Hope you find your way.
Good luck to you!
I think as you grow…, you will learn, just because you think something, it doesn’t mean you should say something. It’s called having filters; other people use them on you, everyday. I’m sure of it. Think about that for a minute.
Wow, I love books and politics and my second major is philosophy. I guess I must be full of pretentious shit. :P
Great advice, by the way. I always enjoy reading your answers.
This is perfect for me. I've been told by many guys that I'm too assertive. It always pissed me off, which of course made them right and me lonely. :( But I am also in the process of learning how to let others lead, at least a little, to start! Good advice from everyone here, thank you!

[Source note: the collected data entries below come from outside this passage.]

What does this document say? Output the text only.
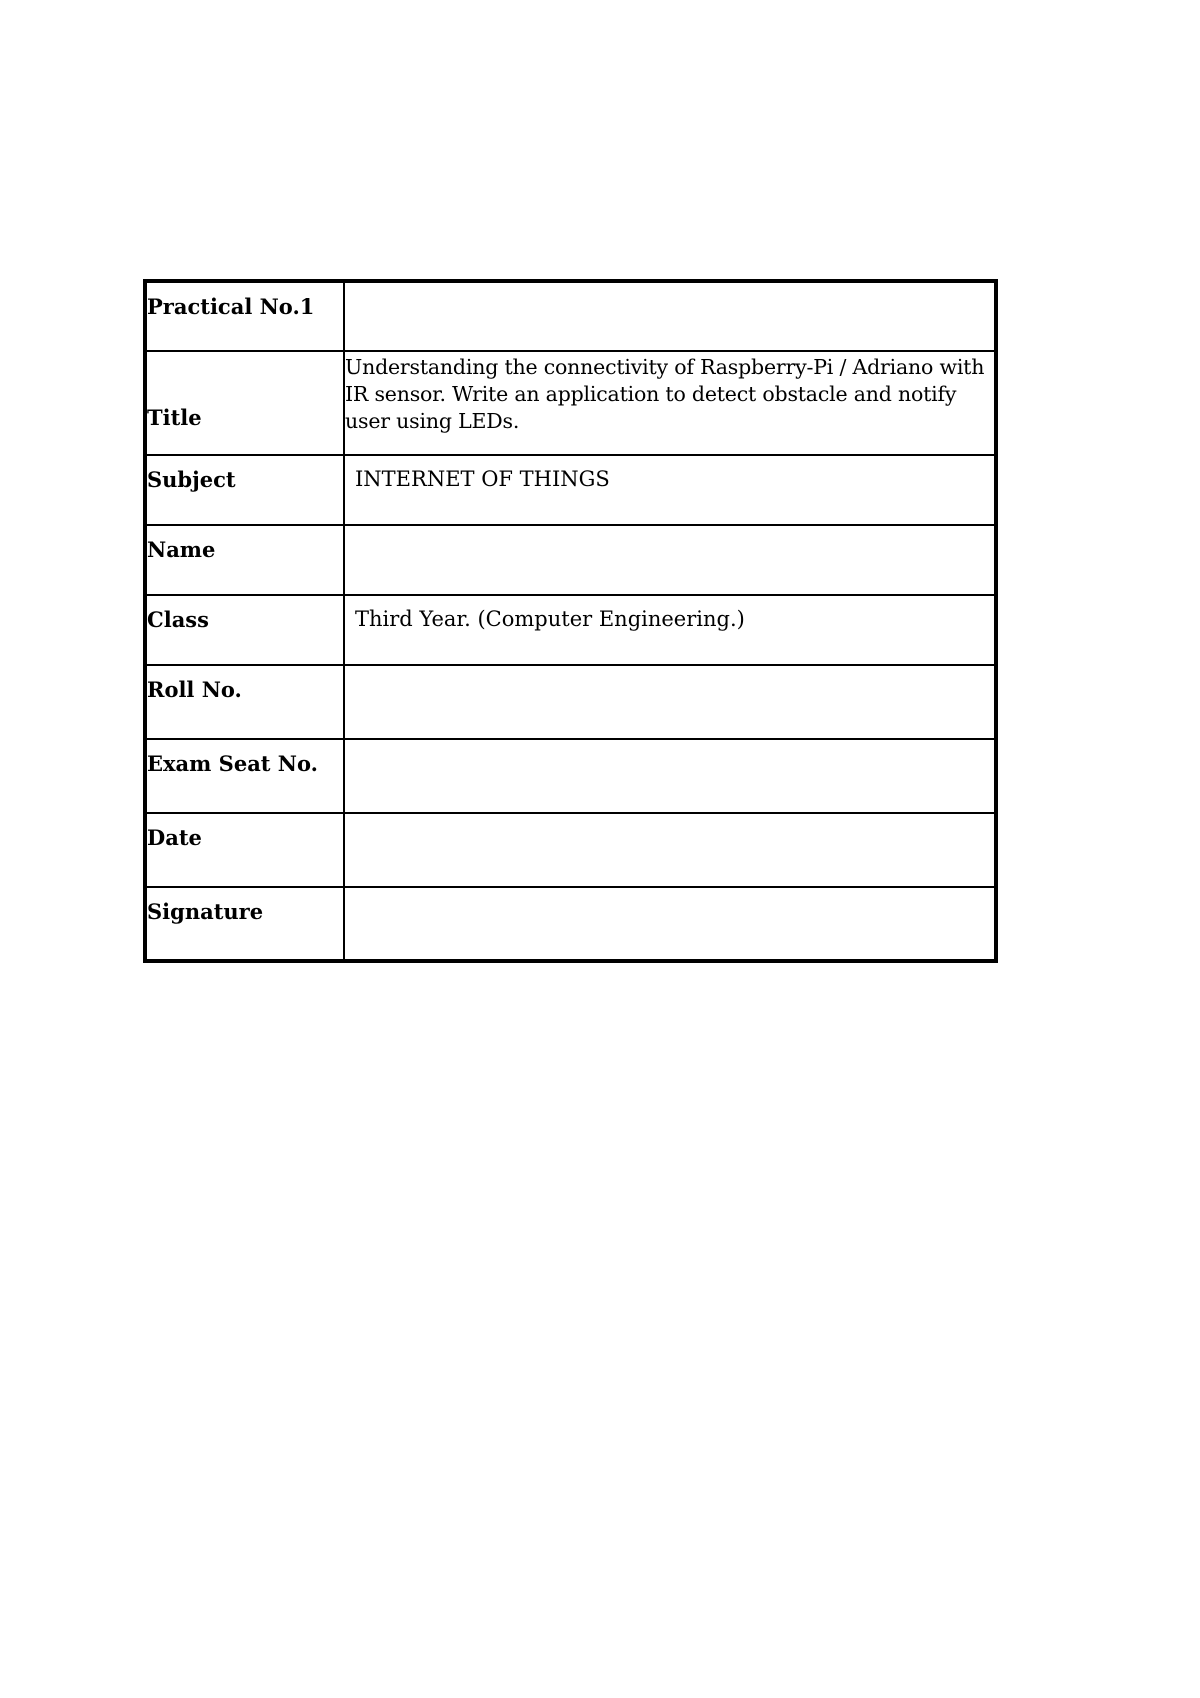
Practical No.1	
Title	Understanding the connectivity of Raspberry-Pi / Adriano with IR sensor. Write an application to detect obstacle and notify user using LEDs.
Subject	INTERNET OF THINGS
Name	
Class	Third Year. (Computer Engineering.)
Roll No.	
Exam Seat No.	
Date	
Signature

I always hated the saying "be yourself". Well what if being yourself isn't getting you what you what out of life? The implicit message in that is there's no need for you to change, no need for you to improve. BS! Nobody is perfect!
Self-honesty is important - and very hard to come by. Sometimes you have to take a hard look at yourself and realize perhaps some changes are called for. Speaking from my experience, there's been things about myself I needed to change, there are still things about myself I need to change now.
You've taking the first step, realization. Now you need to decide, do you want to retain these characteristics? Word of advice, anybody worth having as a friend or lover doesn't like being around negative people. If you want to genuinely change that, identify what compels you to be negative, and make a continuous conscious effort to avoid those behaviors, until it becomes habit.
This was like reading an exact description of my best friend. I keep telling her she needs to at least TRY to be a little nicer, but she never listens to me. I don't know how to help her either, because she gets really depressed that she's still single.